Don’t Blog About Client’s Public Info Without OK, ABA Says


• Lawyers can’t publicly comment on information relating to representation of client, unless client gives authorization

• ABA committee says prohibition applies even if the information is public or “generally known”


Lawyers can’t blog about a client-even when the information is already public-unless the client gives authorization, the American Bar Association’s latest ethics opinion says.

Lawyers must use caution when commenting on their cases on social media. Even if information is in the public record or otherwise known, a lawyer can disclose it only if the client gives express or implied consent.

The ABA’s Mar. 6 ethics opinion discussed how a lawyer’s “public commentary” implicates three ethics rules-Rules 1.6 (confidentiality), 3.5 (impartiality/decorum of tribunal), and 3.6 (trial publicity). The committee said public commentary could also implicate advertising rules and create positional conflicts, but the opinion didn’t directly tackle these issues.

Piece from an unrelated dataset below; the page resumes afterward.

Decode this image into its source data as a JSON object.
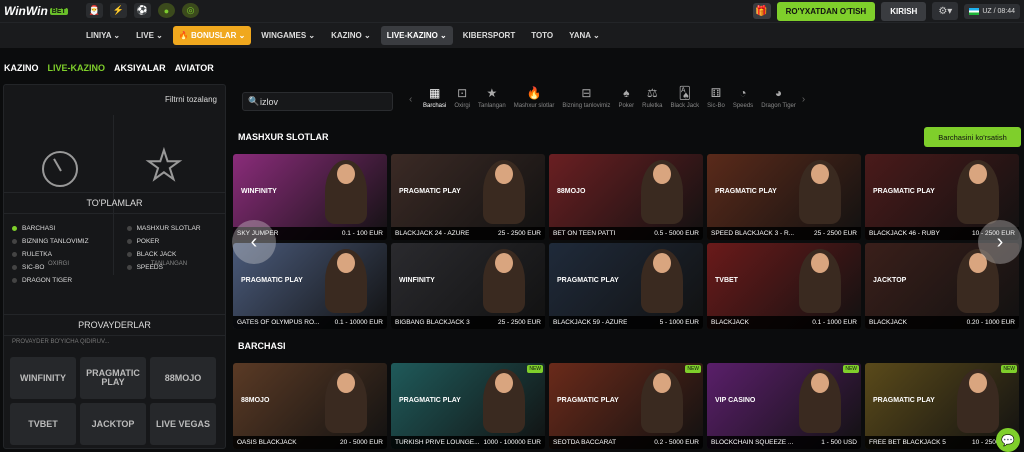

The ethics committee defined “public commentary” as remarks made in public via online publications like blogs, listserves, web postings, tweets, webinars, podcasts, and in print media like magazines, treatises, white papers, and law reviews.

Huge Net

The ethics committee said Rule 1.6’s protections are “far broader than attorney-client privileged information.” The rule applies to information a client tells a lawyer in confidence, but also to the client’s identity and “all information relating to the representation, whatever its source,” the committee said.

Information in public documents such as a court order are “not exempt from the lawyer’s duty of confidentiality under Model Rule 1.6.” Likewise, there is no exception under Rule 1.6(a) for information that is “generally known.” The committee cites several bar opinions and cases from across the country that similarly interpret Rule 1.6’s proscriptions.

Lawyers also must use caution when using hypotheticals so people can’t figure out which client the hypothetical is discussing.

So unless the client has given informed consent or the disclosure is impliedly authorized, lawyers can’t include the client’s information in public commentary without violating 1.6. The committee assumed for purposes of the opinion that the additional exceptions listed under 1.6(b)-such as disclosures to prevent death or bodily harm-are not applicable to a lawyer’s public commentary.

Other Limits

The committee said that though lawyers have First Amendment rights, those rights are “not without bounds.”

The committee discussed in a footnote a 2013 Virginia case that held a lawyer’s right to free speech permitted him to blog about his client’s public proceedings that had concluded. The committee said that case is “limited to its facts” and noted that Virginia’s Rule 1.6 differs from the Model Rule.

But even if a lawyer obtains consent for any public commentary, the lawyer must still avoid trying to influence a judge or jury (Rule 3.5) and avoid statements that “have a substantial likelihood of materially prejudicing” pending litigation (Rule 3.6), the committee said.

The opinion is ABA Standing Comm. on Ethics & Prof’l Responsibility, Formal Op. 480, 3/6/2018.